Step 3: Rewrite using \(\tan x\)
\(\dfrac{\sin^2 x}{\cos x} = \sin x \cdot \dfrac{\sin x}{\cos x} = \sin x \cdot \tan x\).
Answer: LHS = RHS, hence proven
Example :
Simplify: \(\dfrac{\tan^2 x + 1}{\sec^2 x}\).
▶️ Answer/Explanation
Step 1: Recall identities
\(\tan^2 x + 1 = \sec^2 x\).
Step 2: Substitute
\(\dfrac{\tan^2 x + 1}{\sec^2 x} = \dfrac{\sec^2 x}{\sec^2 x} = 1\).
Answer: Simplified expression = 1
Example :
Solve for \(0 \leq x \leq 2\pi\): \(\sin^2 x = \cos^2 x\).
▶️ Answer/Explanation
Step 1: Rewrite equation
\(\sin^2 x = \cos^2 x \implies \dfrac{\sin^2 x}{\cos^2 x} = 1\).
\(\tan^2 x = 1\).
Step 2: Solve
\(\tan x = \pm 1\).
So \(x = \dfrac{\pi}{4}, \dfrac{3\pi}{4}, \dfrac{5\pi}{4}, \dfrac{7\pi}{4}\).
Answer: \(x = \dfrac{\pi}{4}, \dfrac{3\pi}{4}, \dfrac{5\pi}{4}, \dfrac{7\pi}{4}\).

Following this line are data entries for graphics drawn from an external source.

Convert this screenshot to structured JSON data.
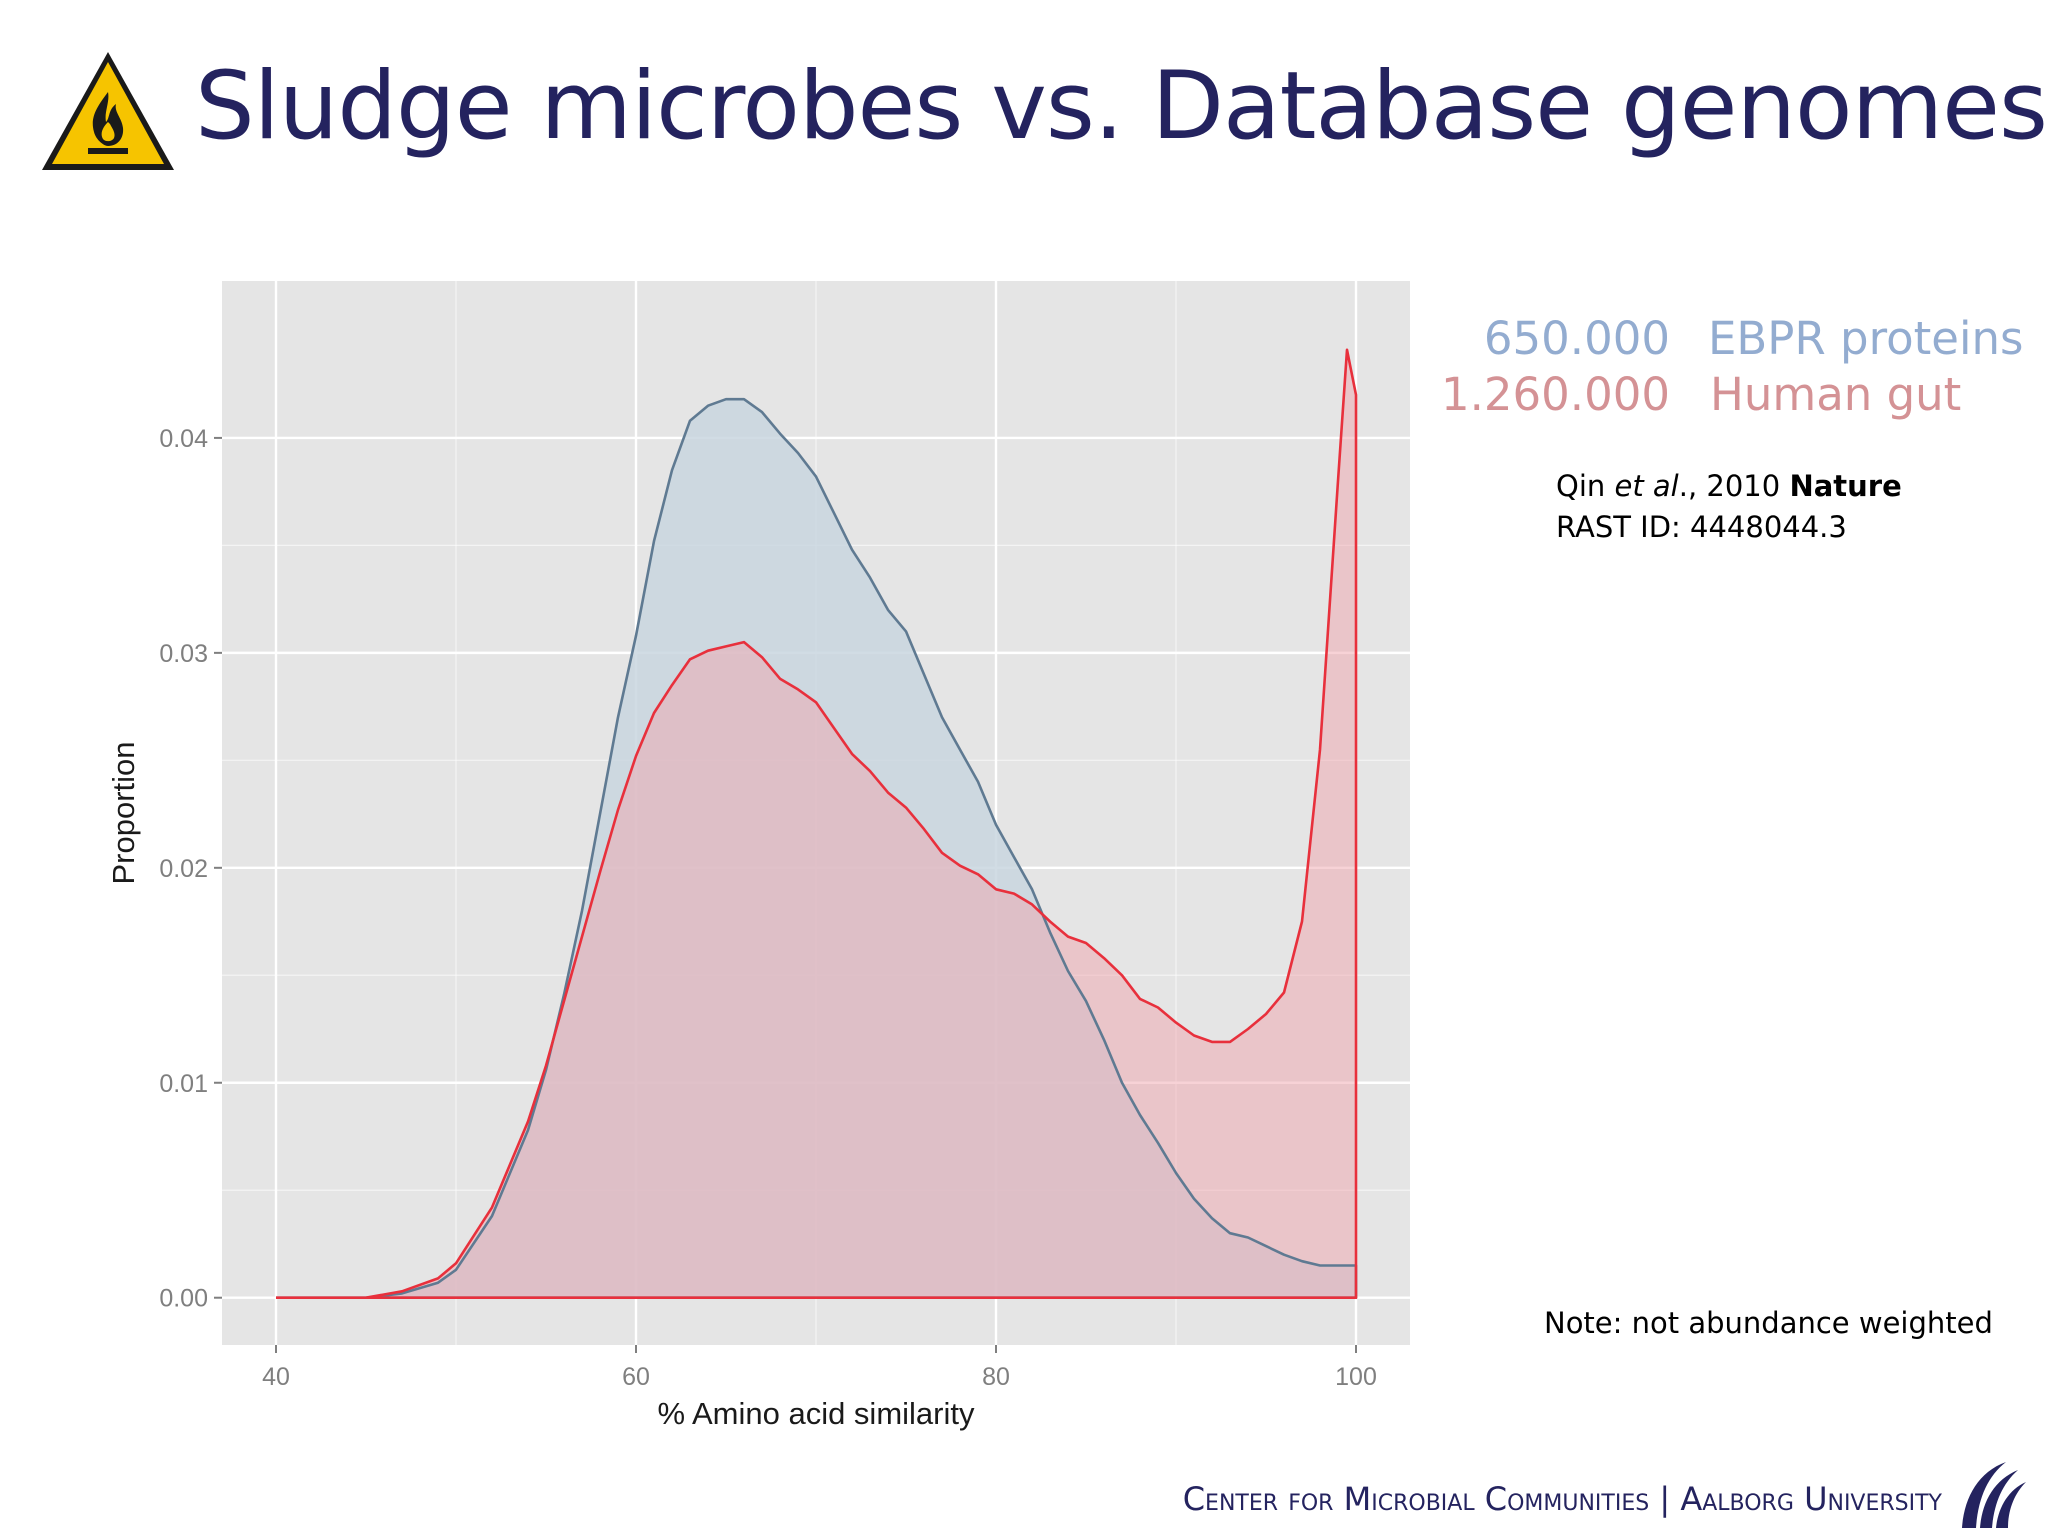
{
  "slide": {
    "title": "Sludge microbes vs. Database genomes",
    "warning_icon": "flammable-warning-icon",
    "legend": [
      {
        "count": "650.000",
        "name": "EBPR proteins",
        "color": "#93acd0"
      },
      {
        "count": "1.260.000",
        "name": "Human gut",
        "color": "#d49295"
      }
    ],
    "reference": {
      "author": "Qin ",
      "etal": "et al",
      "rest": "., 2010 ",
      "journal": "Nature",
      "rast": "RAST ID: 4448044.3"
    },
    "note": "Note: not abundance weighted",
    "footer": "Center for Microbial Communities | Aalborg University",
    "logo_icon": "aalborg-university-logo-icon"
  },
  "colors": {
    "title": "#24235f",
    "panel": "#e5e5e5",
    "grid": "#ffffff",
    "ebpr_line": "#5f7a92",
    "ebpr_fill": "#c9d6df",
    "gut_line": "#e8303c",
    "gut_fill": "#f0a6ad"
  },
  "chart_data": {
    "type": "area",
    "xlabel": "% Amino acid similarity",
    "ylabel": "Proportion",
    "xlim": [
      37,
      103
    ],
    "ylim": [
      -0.0022,
      0.0473
    ],
    "x_ticks": [
      40,
      60,
      80,
      100
    ],
    "y_ticks": [
      0.0,
      0.01,
      0.02,
      0.03,
      0.04
    ],
    "x_tick_labels": [
      "40",
      "60",
      "80",
      "100"
    ],
    "y_tick_labels": [
      "0.00",
      "0.01",
      "0.02",
      "0.03",
      "0.04"
    ],
    "grid": true,
    "series": [
      {
        "name": "EBPR proteins",
        "x": [
          40,
          45,
          47,
          49,
          50,
          52,
          54,
          55,
          56,
          57,
          58,
          59,
          60,
          61,
          62,
          63,
          64,
          65,
          66,
          67,
          68,
          69,
          70,
          71,
          72,
          73,
          74,
          75,
          76,
          77,
          78,
          79,
          80,
          81,
          82,
          83,
          84,
          85,
          86,
          87,
          88,
          89,
          90,
          91,
          92,
          93,
          94,
          95,
          96,
          97,
          98,
          99,
          100
        ],
        "y": [
          0.0,
          0.0,
          0.0002,
          0.0007,
          0.0013,
          0.0038,
          0.0078,
          0.0106,
          0.0141,
          0.018,
          0.0225,
          0.027,
          0.0308,
          0.0352,
          0.0385,
          0.0408,
          0.0415,
          0.0418,
          0.0418,
          0.0412,
          0.0402,
          0.0393,
          0.0382,
          0.0365,
          0.0348,
          0.0335,
          0.032,
          0.031,
          0.029,
          0.027,
          0.0255,
          0.024,
          0.022,
          0.0205,
          0.019,
          0.017,
          0.0152,
          0.0138,
          0.012,
          0.01,
          0.0085,
          0.0072,
          0.0058,
          0.0046,
          0.0037,
          0.003,
          0.0028,
          0.0024,
          0.002,
          0.0017,
          0.0015,
          0.0015,
          0.0015
        ]
      },
      {
        "name": "Human gut",
        "x": [
          40,
          45,
          47,
          49,
          50,
          52,
          54,
          55,
          56,
          57,
          58,
          59,
          60,
          61,
          62,
          63,
          64,
          65,
          66,
          67,
          68,
          69,
          70,
          71,
          72,
          73,
          74,
          75,
          76,
          77,
          78,
          79,
          80,
          81,
          82,
          83,
          84,
          85,
          86,
          87,
          88,
          89,
          90,
          91,
          92,
          93,
          94,
          95,
          96,
          97,
          98,
          99,
          99.5,
          100
        ],
        "y": [
          0.0,
          0.0,
          0.0003,
          0.0009,
          0.0016,
          0.0042,
          0.0082,
          0.0108,
          0.0138,
          0.0168,
          0.0198,
          0.0227,
          0.0252,
          0.0272,
          0.0285,
          0.0297,
          0.0301,
          0.0303,
          0.0305,
          0.0298,
          0.0288,
          0.0283,
          0.0277,
          0.0265,
          0.0253,
          0.0245,
          0.0235,
          0.0228,
          0.0218,
          0.0207,
          0.0201,
          0.0197,
          0.019,
          0.0188,
          0.0183,
          0.0175,
          0.0168,
          0.0165,
          0.0158,
          0.015,
          0.0139,
          0.0135,
          0.0128,
          0.0122,
          0.0119,
          0.0119,
          0.0125,
          0.0132,
          0.0142,
          0.0175,
          0.0255,
          0.038,
          0.0441,
          0.042
        ]
      }
    ]
  }
}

Solving Simple Trigonometric Equations in a Specified Interval
Solving Simple Trigonometric Equations in a Specified Interval
When solving equations involving sine, cosine, or tangent, we often look for solutions only within a given interval, such as \(0 \leq x \leq 2\pi\) or \(0^\circ \leq \theta \leq 360^\circ\).
Steps to Solve:
- Isolate the trigonometric function (sin, cos, tan).

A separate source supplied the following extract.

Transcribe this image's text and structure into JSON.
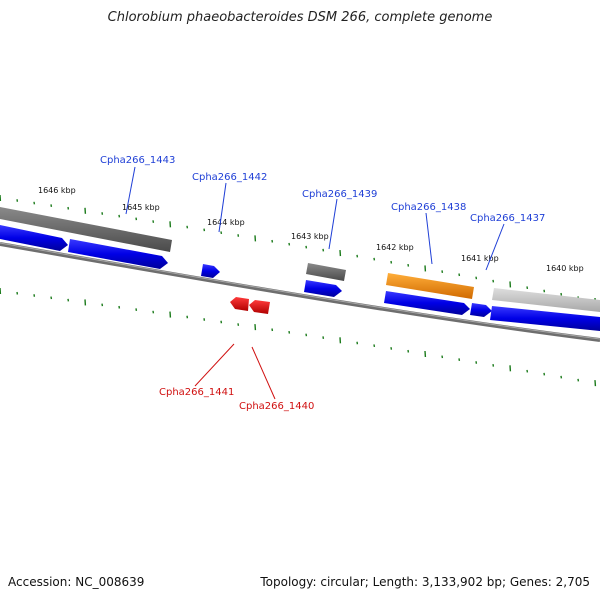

- Find the principal solution using inverse functions (\(\sin^{-1}, \cos^{-1}, \tan^{-1}\)).
- Determine all other solutions within the interval using the symmetry of the trig graph (CAST rule / unit circle).

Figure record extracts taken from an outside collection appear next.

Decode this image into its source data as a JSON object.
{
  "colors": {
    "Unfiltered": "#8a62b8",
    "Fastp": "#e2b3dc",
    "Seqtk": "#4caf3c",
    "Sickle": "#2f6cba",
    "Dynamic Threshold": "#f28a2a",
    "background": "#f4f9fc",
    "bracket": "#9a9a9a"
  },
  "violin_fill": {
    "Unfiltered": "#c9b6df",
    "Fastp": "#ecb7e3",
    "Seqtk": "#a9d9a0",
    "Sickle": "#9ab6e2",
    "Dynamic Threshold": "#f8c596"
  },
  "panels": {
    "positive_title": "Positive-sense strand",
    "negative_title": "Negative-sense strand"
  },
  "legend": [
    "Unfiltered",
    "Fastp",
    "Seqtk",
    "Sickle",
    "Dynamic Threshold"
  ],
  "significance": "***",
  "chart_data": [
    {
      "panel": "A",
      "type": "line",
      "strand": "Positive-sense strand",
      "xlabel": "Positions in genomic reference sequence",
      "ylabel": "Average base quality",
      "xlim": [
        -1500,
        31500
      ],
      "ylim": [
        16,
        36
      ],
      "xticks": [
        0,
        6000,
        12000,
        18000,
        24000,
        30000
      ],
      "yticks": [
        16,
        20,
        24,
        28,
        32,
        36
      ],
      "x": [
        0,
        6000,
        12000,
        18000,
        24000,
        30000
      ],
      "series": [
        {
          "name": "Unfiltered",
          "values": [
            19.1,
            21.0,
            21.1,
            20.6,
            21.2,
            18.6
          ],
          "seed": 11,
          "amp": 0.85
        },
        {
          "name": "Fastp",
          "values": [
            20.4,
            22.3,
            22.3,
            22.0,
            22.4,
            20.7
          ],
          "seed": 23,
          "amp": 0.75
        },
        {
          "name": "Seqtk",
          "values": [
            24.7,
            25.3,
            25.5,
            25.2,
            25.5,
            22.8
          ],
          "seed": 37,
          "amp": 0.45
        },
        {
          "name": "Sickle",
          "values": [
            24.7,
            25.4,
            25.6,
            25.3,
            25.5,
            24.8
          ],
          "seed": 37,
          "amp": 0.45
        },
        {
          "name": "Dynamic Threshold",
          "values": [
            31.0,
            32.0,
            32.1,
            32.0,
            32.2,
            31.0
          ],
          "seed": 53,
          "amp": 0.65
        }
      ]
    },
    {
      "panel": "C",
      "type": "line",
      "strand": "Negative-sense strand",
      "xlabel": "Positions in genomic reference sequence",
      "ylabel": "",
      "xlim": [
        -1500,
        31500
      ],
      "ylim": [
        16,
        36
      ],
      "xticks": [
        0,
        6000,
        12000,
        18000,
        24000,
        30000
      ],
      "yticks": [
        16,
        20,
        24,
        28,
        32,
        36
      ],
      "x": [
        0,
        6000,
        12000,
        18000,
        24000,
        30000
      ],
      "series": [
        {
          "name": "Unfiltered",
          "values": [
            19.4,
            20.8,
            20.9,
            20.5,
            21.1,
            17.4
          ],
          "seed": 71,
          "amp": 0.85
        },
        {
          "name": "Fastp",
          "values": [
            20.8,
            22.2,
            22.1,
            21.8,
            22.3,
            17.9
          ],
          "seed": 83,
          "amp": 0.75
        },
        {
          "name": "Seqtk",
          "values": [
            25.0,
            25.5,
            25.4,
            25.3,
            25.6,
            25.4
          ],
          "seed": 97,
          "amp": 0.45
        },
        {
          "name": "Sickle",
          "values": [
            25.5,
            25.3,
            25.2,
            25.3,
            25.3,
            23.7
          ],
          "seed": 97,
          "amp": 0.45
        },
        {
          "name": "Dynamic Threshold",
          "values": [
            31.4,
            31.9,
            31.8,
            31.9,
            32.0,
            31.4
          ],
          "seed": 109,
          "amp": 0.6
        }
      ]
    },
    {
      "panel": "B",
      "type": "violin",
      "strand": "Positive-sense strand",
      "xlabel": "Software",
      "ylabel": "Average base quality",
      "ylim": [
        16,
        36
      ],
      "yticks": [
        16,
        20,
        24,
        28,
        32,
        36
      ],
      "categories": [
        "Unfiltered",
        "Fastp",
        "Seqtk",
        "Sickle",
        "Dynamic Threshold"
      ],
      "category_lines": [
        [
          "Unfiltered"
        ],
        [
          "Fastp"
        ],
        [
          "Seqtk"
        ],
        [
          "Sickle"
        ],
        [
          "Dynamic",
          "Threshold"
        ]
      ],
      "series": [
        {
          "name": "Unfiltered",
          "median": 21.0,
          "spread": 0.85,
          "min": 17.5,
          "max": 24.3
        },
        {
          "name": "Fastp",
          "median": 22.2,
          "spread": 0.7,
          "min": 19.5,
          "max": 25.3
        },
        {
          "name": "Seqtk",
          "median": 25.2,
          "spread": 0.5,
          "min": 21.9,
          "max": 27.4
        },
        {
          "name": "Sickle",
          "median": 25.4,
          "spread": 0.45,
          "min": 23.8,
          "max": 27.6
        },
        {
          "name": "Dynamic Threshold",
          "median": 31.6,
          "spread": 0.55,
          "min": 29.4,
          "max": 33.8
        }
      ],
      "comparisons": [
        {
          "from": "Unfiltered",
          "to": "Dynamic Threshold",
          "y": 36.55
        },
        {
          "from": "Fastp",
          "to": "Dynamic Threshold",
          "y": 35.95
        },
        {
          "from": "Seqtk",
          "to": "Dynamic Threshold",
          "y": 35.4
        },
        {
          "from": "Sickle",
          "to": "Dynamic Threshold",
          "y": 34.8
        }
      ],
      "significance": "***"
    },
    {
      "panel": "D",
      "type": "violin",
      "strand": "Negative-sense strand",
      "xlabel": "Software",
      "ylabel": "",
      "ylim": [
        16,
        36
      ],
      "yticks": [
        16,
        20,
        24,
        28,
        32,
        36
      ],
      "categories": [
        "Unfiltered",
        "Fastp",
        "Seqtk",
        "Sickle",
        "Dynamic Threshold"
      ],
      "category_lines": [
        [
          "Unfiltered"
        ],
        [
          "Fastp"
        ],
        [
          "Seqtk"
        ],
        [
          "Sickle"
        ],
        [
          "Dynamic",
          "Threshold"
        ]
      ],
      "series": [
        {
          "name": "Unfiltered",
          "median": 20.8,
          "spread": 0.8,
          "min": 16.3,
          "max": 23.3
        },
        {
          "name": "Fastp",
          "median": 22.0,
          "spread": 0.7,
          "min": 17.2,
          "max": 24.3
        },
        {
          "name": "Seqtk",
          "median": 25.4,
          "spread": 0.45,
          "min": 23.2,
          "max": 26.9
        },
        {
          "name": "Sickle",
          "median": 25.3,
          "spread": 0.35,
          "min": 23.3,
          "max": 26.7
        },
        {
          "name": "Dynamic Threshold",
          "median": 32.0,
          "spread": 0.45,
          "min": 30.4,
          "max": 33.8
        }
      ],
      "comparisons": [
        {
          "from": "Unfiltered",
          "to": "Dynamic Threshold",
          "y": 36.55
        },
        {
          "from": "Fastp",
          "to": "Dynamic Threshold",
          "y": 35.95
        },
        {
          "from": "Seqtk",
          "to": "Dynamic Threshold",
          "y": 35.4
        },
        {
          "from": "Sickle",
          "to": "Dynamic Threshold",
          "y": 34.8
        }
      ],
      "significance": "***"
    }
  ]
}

- Write the complete set of solutions in the specified interval.
Example:
Solve for \(0 \leq x \leq 2\pi\): \(\sin x = \dfrac{\sqrt{3}}{2}\).
▶️ Answer/Explanation
Step 1: Principal solution
\(\sin^{-1}\left(\dfrac{\sqrt{3}}{2}\right) = \dfrac{\pi}{3}\).
Step 2: Other solutions
Sine is positive in Quadrant I and II.
So solutions are \(x = \dfrac{\pi}{3}, \; \pi – \dfrac{\pi}{3} = \dfrac{2\pi}{3}\).
Answer: \(x = \dfrac{\pi}{3}, \dfrac{2\pi}{3}\).
Example:
Solve for \(0^\circ \leq \theta \leq 360^\circ\): \(\cos \theta = -\dfrac{1}{2}\).
▶️ Answer/Explanation
Step 1: Principal solution
\(\cos^{-1}\left(\dfrac{1}{2}\right) = 60^\circ\).
Step 2: Adjust for negative cosine
Cosine is negative in Quadrant II and III.
So solutions are \(\theta = 180^\circ – 60^\circ = 120^\circ\), and \(\theta = 180^\circ + 60^\circ = 240^\circ\).
Answer: \(\theta = 120^\circ, 240^\circ\).
Example:
Solve for \(0 \leq x \leq 2\pi\): \(\tan x = 1\).
▶️ Answer/Explanation
Step 1: Principal solution
\(\tan^{-1}(1) = \dfrac{\pi}{4}\).
Step 2: Other solutions
Tangent is positive in Quadrant I and III.
So solutions are \(x = \dfrac{\pi}{4}, \; \pi + \dfrac{\pi}{4} = \dfrac{5\pi}{4}\).
Answer: \(x = \dfrac{\pi}{4}, \dfrac{5\pi}{4}\).